Every summer my partner and I embark on a bike-pack trip that lasts like 4 days. Last year we did the Beartooths (Part 1, 2, 3, 4, and 5). This year we planned to head into the Crazy Mountain Range and do a trip up the Rock Creek drainage and to two lakes around Iddings Peak.
At first we did meet difficulties like trail access due to much of the “Crazies” being surrounded by public land (rich f’ers). And magical parts of forest service land being sold to some entity that needed to build a summer camp. But after zig zagging the complex maze of private or unknown land accesses we were finally in open meadows going up Rock Creek towards Rock Lake. Adventure in our eyes and relief that the tough part was behind us.

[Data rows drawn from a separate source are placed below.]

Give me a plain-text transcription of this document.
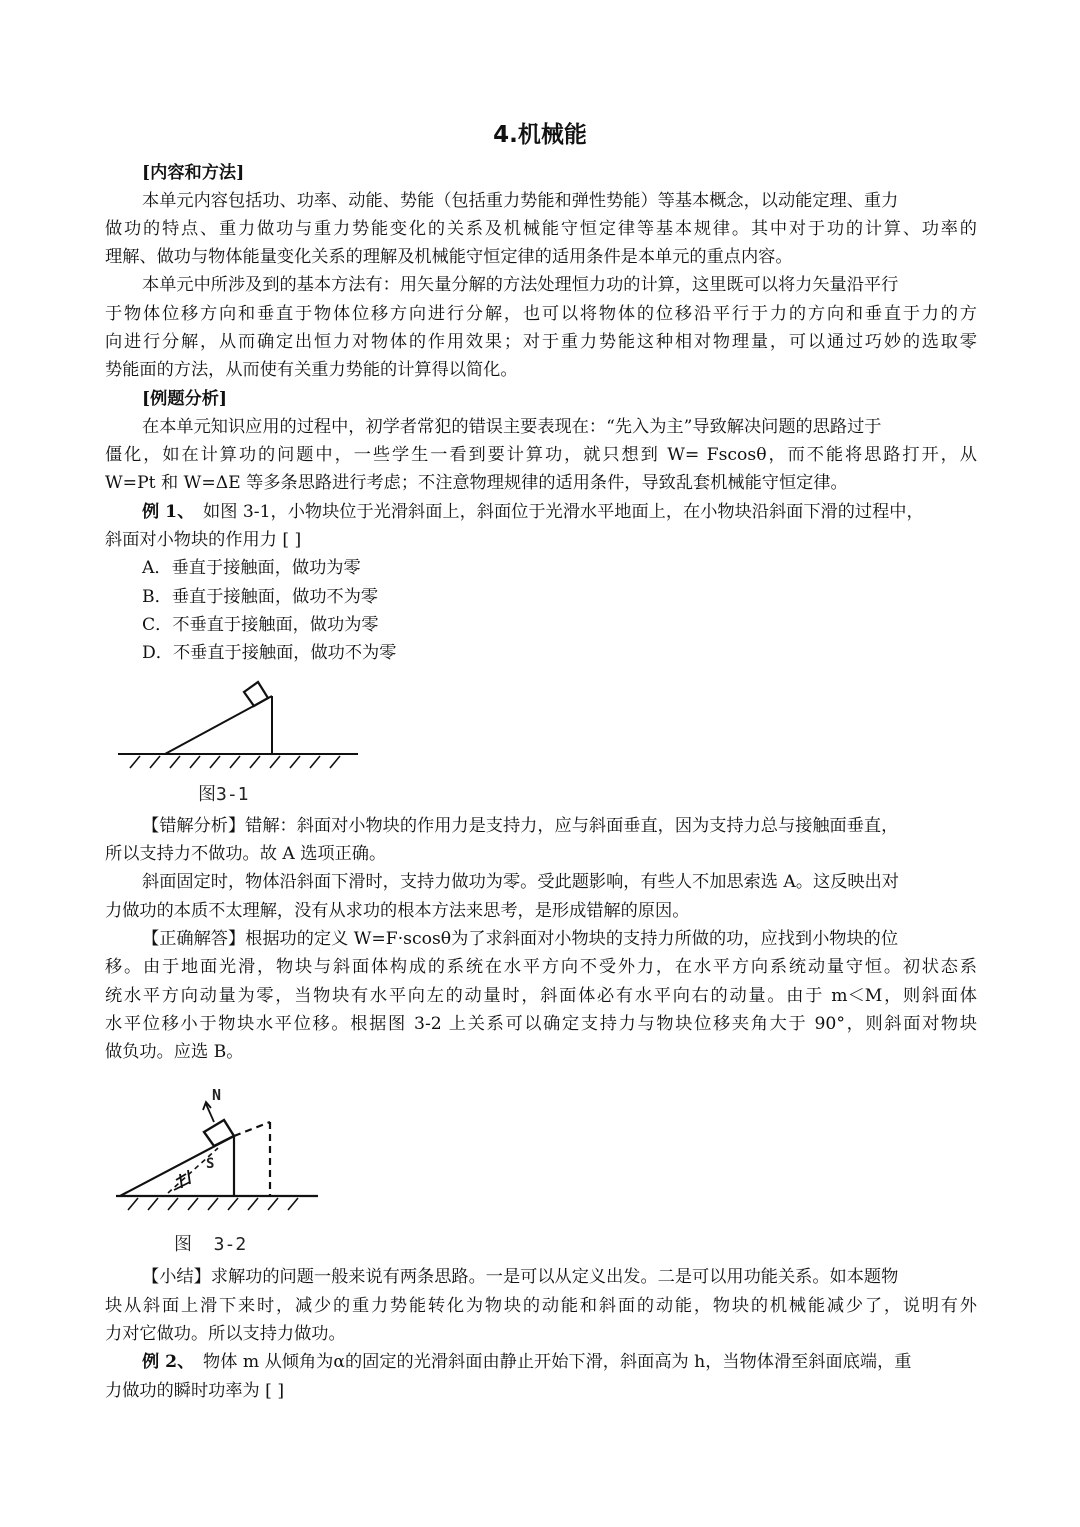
4.机械能
[内容和方法]
本单元内容包括功、功率、动能、势能（包括重力势能和弹性势能）等基本概念，以动能定理、重力
做功的特点、重力做功与重力势能变化的关系及机械能守恒定律等基本规律。其中对于功的计算、功率的
理解、做功与物体能量变化关系的理解及机械能守恒定律的适用条件是本单元的重点内容。
本单元中所涉及到的基本方法有：用矢量分解的方法处理恒力功的计算，这里既可以将力矢量沿平行
于物体位移方向和垂直于物体位移方向进行分解，也可以将物体的位移沿平行于力的方向和垂直于力的方
向进行分解，从而确定出恒力对物体的作用效果；对于重力势能这种相对物理量，可以通过巧妙的选取零
势能面的方法，从而使有关重力势能的计算得以简化。
[例题分析]
在本单元知识应用的过程中，初学者常犯的错误主要表现在：“先入为主”导致解决问题的思路过于
僵化，如在计算功的问题中，一些学生一看到要计算功，就只想到 W= Fscosθ，而不能将思路打开，从
W=Pt 和 W=ΔE 等多条思路进行考虑；不注意物理规律的适用条件，导致乱套机械能守恒定律。
例 1、 如图 3-1，小物块位于光滑斜面上，斜面位于光滑水平地面上，在小物块沿斜面下滑的过程中，
斜面对小物块的作用力 [ ]
A．垂直于接触面，做功为零
B．垂直于接触面，做功不为零
C．不垂直于接触面，做功为零
D．不垂直于接触面，做功不为零
图3-1
【错解分析】错解：斜面对小物块的作用力是支持力，应与斜面垂直，因为支持力总与接触面垂直，
所以支持力不做功。故 A 选项正确。
斜面固定时，物体沿斜面下滑时，支持力做功为零。受此题影响，有些人不加思索选 A。这反映出对
力做功的本质不太理解，没有从求功的根本方法来思考，是形成错解的原因。
【正确解答】根据功的定义 W=F·scosθ为了求斜面对小物块的支持力所做的功，应找到小物块的位
移。由于地面光滑，物块与斜面体构成的系统在水平方向不受外力，在水平方向系统动量守恒。初状态系
统水平方向动量为零，当物块有水平向左的动量时，斜面体必有水平向右的动量。由于 m＜M，则斜面体
水平位移小于物块水平位移。根据图 3-2 上关系可以确定支持力与物块位移夹角大于 90°，则斜面对物块
做负功。应选 B。
N
S
图  3-2
【小结】求解功的问题一般来说有两条思路。一是可以从定义出发。二是可以用功能关系。如本题物
块从斜面上滑下来时，减少的重力势能转化为物块的动能和斜面的动能，物块的机械能减少了，说明有外
力对它做功。所以支持力做功。
例 2、 物体 m 从倾角为α的固定的光滑斜面由静止开始下滑，斜面高为 h，当物体滑至斜面底端，重
力做功的瞬时功率为 [ ]
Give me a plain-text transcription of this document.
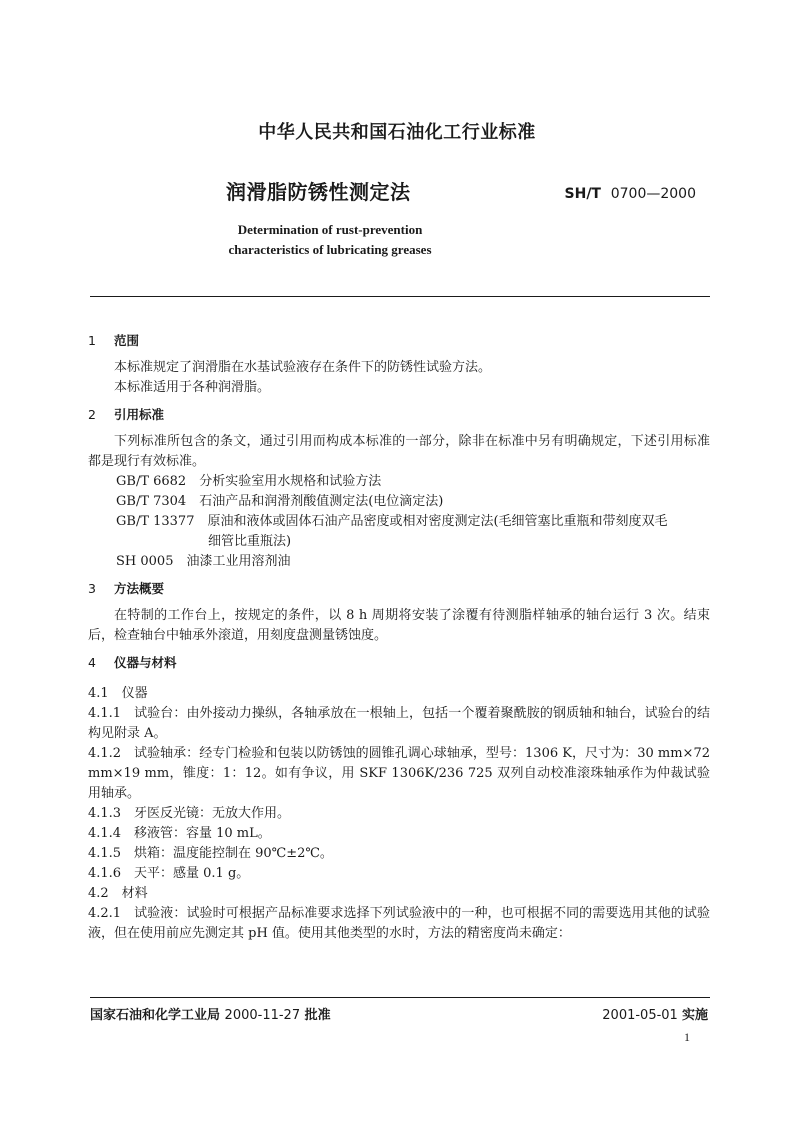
中华人民共和国石油化工行业标准
润滑脂防锈性测定法	SH/T 0700—2000
Determination of rust-prevention
characteristics of lubricating greases
1 范围

本标准规定了润滑脂在水基试验液存在条件下的防锈性试验方法。

本标准适用于各种润滑脂。

2 引用标准

下列标准所包含的条文，通过引用而构成本标准的一部分，除非在标准中另有明确规定，下述引用标准都是现行有效标准。

GB/T 6682　分析实验室用水规格和试验方法

GB/T 7304　石油产品和润滑剂酸值测定法(电位滴定法)

GB/T 13377　原油和液体或固体石油产品密度或相对密度测定法(毛细管塞比重瓶和带刻度双毛

细管比重瓶法)

SH 0005　油漆工业用溶剂油

3 方法概要

在特制的工作台上，按规定的条件，以 8 h 周期将安装了涂覆有待测脂样轴承的轴台运行 3 次。结束后，检查轴台中轴承外滚道，用刻度盘测量锈蚀度。

4 仪器与材料

4.1　仪器

4.1.1 试验台：由外接动力操纵，各轴承放在一根轴上，包括一个覆着聚酰胺的钢质轴和轴台，试验台的结构见附录 A。

4.1.2 试验轴承：经专门检验和包装以防锈蚀的圆锥孔调心球轴承，型号：1306 K，尺寸为：30 mm×72 mm×19 mm，锥度：1：12。如有争议，用 SKF 1306K/236 725 双列自动校准滚珠轴承作为仲裁试验用轴承。

4.1.3 牙医反光镜：无放大作用。

4.1.4 移液管：容量 10 mL。

4.1.5 烘箱：温度能控制在 90℃±2℃。

4.1.6 天平：感量 0.1 g。

4.2　材料

4.2.1 试验液：试验时可根据产品标准要求选择下列试验液中的一种，也可根据不同的需要选用其他的试验液，但在使用前应先测定其 pH 值。使用其他类型的水时，方法的精密度尚未确定：

国家石油和化学工业局 2000-11-27 批准	2001-05-01 实施
1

We started hitting sections were the trail was gone. Washed out in huge piles of rubble and rock. It looked like a mountain blew up and fell down across our path. We scrambled up and over dozens of these rock slides. We assumed they were results of huge flash floods off of the peaks that one farmer deemed as “tin roofs” … being they just shed everything that fell upon them. Good thing for GPS.
But between the slides we enjoyed the scenery and relaxed grade. Open meadows afforded us beautiful views surrounding us and soon Iddings Peak started to come into view. Not to say it was all bliss. We ran into rouge cattle. Yea, mountain cattle. Were they escapees from a ranch far below? Or does the Forest Service allow the destruction of land by letting ranchers graze their cattle in alpine regions? Whatever the case cattle had turned pristine beautiful land into mosh pit bogs of shit, pee, and muddy post holes. Truly disgusting. I secretly wished a grizzly would ambush and feed off these convicts. And share with us some meat for tonight’s fire of course.
It was nice to finally climb for the only reason that the cattle were to lazy to rock climb. Yea, rock climb. And scree scrambling. And yes we still had our bikes. Which made us wonder what the hell we were thinking. Maybe a better solution would be to carry an empty pack, ditch the bikes, and hike the remaining three miles. But wait, this was a bike-pack trip … damn it.
After an hour of pushing the bikes would go no further. So I picked up the damn 50 pound anchors and hiked them in 20 minute extreme intervals. Being the person I am I took great pride in my feats. I was doing core and burst training all in one. And then I ran out of gas. In one case my last surge to lift the bike onto a rock shelf failed resulting in a tweaked back. Ouch!
After a huge effort we made our way to an area that seemed to be letting up. As my head turned up the valley I could see we were still very far away from our destination. Sure it was like a quarter mile. But it was a quarter mile of rock fields, scree slopes, and creek crossings. Not a chance in hell to ride these bikes. And at the end … another steep pitch.
I found my partner looking down into a deep chasm.
“Thank god we don’t have to cross this”, she remarked and looked to me in hope I had some good news.
“Good news is that we can camp here, bad is that we still have like a hour of hard work to do and the sun is setting.”
I think she said to do whatever I wanted. Or something like that. Maybe it was go straight to hell. And maybe that is why I decided to go to hell and hike the bikes another quarter mile. Our feet were cold and wet and our bikes seemed like dysfunctional baggage. It was like pushing your car to work instead of just walking. No, really, it was.
“I am going to go into a zone and not stop until I place my bike down at the lake.”
“OK”, she had a puzzled look.
“Then I’ll come down to give you a hand.”
“OK”, again with a puzzled look. Or maybe she was contemplating making a run for it. To escape this insanity and never come back. She looked as though she wanted to bolt. I turned, shoulder my bike and headed up the cliff.
The last pitch was almost to much and the only sane thing that kept me engaged was the beautiful waterfalls around each corner. Finally I broke above the cliff and scampered across a rocky saddle. The sun about to set was casting a red glow on Iddings Peak.
I dropped my bike not caring if it was harmed. I just wanted the damn thing off my back. I turned to go help my partner but she was hot on my heels and stopped to look up at me. I did not see any hint of smile on her face so I did the only thing I could do. Act silly and clown around.
“I will NEVER do this again”, she stated and then walked past me.
I decided to leave it alone and went looking for a tent spot. It was going to get dark quickly and this place was spooky. It was like … camping at the Butte Pit.